"St Petersburg" hymn melody
  • SrEleanor
    Posts: 26
    I've got a hymn text which is recommended to be sung to the melody "St Petersburg" (Dimitri Bortnianski). I can't find this in any hymnal I have at hand, but an internet search provides me with two somewhat different versions (one is on hymnary.org). Does anyone know if there's a "definitive" version, or is this one of those tortured melodies of which everyone has their own "true" version? (It's 88.88.88 so not hard to find an alternative if I'm wading into troubled waters).
    Thanks.
  • Hymnal 1940, #499 (Text given with it is "Before thy throne, O God, we kneel". Gives the tune name "St. Petersburg", meter is 88 88 88 as you described, tune credit, "Arr. from Dmitri S. Bortniansky, 1825."
    Hope this helps.
    BMP
  • Liam
    Posts: 4,440
    Btw, just because it seems a lot of casual users may not realize it, the "Page Scans" section of a Hymnary tune entry records many versions in reverse chronological order from left to right (that is, cursor right to go back further in time). One may find, as is the case with this tune, versions in different meters (with passing tones omitted).

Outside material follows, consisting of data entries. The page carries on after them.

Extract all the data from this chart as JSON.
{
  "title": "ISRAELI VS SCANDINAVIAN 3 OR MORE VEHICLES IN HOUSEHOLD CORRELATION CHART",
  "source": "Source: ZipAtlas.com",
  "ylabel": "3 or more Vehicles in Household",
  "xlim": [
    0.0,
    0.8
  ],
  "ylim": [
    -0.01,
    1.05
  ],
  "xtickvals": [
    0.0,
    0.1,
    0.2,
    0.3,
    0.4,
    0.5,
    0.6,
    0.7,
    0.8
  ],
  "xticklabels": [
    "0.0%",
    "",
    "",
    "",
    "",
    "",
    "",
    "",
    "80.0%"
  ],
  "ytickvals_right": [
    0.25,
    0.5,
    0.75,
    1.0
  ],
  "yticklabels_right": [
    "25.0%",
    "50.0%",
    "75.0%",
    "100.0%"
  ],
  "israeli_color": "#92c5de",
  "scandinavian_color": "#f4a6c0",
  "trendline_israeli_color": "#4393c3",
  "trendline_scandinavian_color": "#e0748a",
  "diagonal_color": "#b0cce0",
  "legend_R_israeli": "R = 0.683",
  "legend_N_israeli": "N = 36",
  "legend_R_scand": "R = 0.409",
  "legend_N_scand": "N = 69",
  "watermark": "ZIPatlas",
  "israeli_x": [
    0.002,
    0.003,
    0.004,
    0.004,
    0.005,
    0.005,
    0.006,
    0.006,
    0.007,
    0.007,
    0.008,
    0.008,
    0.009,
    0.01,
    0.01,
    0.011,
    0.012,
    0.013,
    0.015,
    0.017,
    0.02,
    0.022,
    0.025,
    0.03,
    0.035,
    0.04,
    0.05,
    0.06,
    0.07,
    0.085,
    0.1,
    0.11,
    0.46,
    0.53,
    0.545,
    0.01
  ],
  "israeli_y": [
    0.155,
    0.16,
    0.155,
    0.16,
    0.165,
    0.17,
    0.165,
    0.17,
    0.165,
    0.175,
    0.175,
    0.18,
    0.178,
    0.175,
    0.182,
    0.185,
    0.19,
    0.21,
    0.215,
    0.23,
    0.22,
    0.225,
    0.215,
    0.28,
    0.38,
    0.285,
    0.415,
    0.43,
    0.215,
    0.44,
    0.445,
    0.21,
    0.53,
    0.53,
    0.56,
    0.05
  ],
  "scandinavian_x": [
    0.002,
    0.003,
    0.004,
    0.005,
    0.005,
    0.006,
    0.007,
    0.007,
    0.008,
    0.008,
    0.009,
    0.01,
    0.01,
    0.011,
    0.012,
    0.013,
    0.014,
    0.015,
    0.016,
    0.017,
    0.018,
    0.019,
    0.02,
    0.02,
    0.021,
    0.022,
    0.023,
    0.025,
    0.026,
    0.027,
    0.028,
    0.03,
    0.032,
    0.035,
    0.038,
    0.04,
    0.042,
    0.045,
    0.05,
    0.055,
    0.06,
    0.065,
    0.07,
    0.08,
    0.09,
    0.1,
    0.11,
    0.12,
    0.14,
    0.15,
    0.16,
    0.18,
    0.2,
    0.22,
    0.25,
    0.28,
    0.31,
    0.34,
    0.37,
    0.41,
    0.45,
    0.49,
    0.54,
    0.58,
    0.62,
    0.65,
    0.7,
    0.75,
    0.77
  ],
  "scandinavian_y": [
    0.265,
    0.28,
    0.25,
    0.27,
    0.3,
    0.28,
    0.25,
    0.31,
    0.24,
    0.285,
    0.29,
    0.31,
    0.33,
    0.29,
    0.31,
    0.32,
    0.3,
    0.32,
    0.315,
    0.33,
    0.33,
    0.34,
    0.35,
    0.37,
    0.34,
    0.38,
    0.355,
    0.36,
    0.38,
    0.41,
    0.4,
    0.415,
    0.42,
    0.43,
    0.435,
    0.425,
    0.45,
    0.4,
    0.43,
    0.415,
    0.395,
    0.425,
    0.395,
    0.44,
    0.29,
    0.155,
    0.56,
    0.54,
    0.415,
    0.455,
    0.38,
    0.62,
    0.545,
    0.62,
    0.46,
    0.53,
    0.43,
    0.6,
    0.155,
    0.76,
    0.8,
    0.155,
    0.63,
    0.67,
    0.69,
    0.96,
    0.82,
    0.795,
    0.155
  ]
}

    Hymnal 1940 is usually a good barometer of best tune practice in mid-20th American mainstream Protestant (Episcopalian-Lutheran-Methodist-Presbyterian) hymnals.
  • FKulash
    Posts: 41
    When hymnary.org provides multiple page scans, that gives you an idea of how widely used different versions of the same tune are. If you want to know which version the composer wrote, the companions to Episcopal hymnals will usually say how their versions differ from their sources, and, when applicable, have references to Zahn's "Die Melodien der deutschen evangelischen Kirchenlieder" (e.g. Zahn #2964 for ST. PETERSBURG) which usually has the oldest known version and significant later revisions.
    Thanked by 1Liam
  • I love this hymntune.
  • If I'm not mistaken, the recent BBC production of "War and Peace" contains a scene where this tune is sung as a hymn in Slavonic---General Kutuzov (played magnificently by Brian Cox) kneeling as a procession with icons passes by.
  • It was, at the time Kutuzov knelt, 1812, reckoned as the Imperial anthem, so this was a good choice by the Beeb.